Our Founding fathers fought a war because they didn't think they should be taxed without their consent. Henry David Thoreau refused to pay his taxes in protest of the Mexican American War and was jailed for it. Susan B. Anthony voted in an election prior to women's' suffrage and was arrested. Rosa Parks refused to give up her seat on the bus and hundreds were arrested while peacefully protesting alongside of Martin Luther King in their fight against Jim Crow. What do all of these individuals have in common? They all had the courage to stand up for what they thought was right and were willing to accept the consequences of their actions in order to prove a point.
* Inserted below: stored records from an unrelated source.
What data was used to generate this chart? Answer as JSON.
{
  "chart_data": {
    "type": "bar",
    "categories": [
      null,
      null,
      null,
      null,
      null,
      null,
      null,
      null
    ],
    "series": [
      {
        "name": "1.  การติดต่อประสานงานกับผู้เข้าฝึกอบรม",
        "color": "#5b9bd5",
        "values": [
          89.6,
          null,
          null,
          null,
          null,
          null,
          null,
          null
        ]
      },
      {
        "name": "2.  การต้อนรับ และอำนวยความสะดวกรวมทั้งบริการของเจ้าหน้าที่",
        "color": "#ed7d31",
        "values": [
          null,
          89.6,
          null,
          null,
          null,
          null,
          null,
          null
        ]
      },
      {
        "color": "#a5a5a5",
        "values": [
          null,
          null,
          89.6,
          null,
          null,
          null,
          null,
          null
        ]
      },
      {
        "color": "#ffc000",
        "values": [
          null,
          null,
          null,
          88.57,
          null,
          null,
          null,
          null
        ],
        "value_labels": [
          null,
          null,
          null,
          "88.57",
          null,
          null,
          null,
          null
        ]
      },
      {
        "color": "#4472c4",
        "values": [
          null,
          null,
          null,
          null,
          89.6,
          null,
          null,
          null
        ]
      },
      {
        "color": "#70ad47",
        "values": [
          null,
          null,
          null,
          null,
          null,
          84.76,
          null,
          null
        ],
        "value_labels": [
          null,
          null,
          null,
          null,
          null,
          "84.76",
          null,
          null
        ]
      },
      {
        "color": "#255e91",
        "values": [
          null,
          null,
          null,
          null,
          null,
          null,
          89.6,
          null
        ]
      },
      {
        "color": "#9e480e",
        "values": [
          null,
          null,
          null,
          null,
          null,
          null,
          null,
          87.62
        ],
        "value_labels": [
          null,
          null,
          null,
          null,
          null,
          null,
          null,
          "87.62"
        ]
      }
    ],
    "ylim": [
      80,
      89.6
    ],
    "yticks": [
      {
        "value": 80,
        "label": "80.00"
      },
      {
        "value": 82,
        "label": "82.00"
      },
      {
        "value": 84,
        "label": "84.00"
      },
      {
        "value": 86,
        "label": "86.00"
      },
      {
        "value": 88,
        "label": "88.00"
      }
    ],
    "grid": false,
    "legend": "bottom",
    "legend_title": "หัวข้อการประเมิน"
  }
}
If you smoke or own an establishment that allows smoking, practice civil disobedience by ignoring a law that you perceive as unjust. There will be consequences, but so what? Cooperate with whomever administers the citation to you, show up for court and politely explain to the judge that you have no intention of paying the fine and if he wishes to jail you for smoking a cigarette, then that is his prerogative. That's the approach most of the above Americans took and that's the approach smokers in Ohio should take towards the new smoking ban. If you have the courage to stand up for what you think is right like those we honor above, then the law will be abolished or changed. Simple as that.

I realize that fighting to preserve civil liberties and the right to smoke are two different things, but the concept is the same. I also realize that the majority voted for the ban. As citizens, we are supposed to respect this, but it's kind of hard when the whole idea of rule by the majority has been all but thrown out the window in America. Hopefully, standing up for what you believe in won't be thrown out the window as well.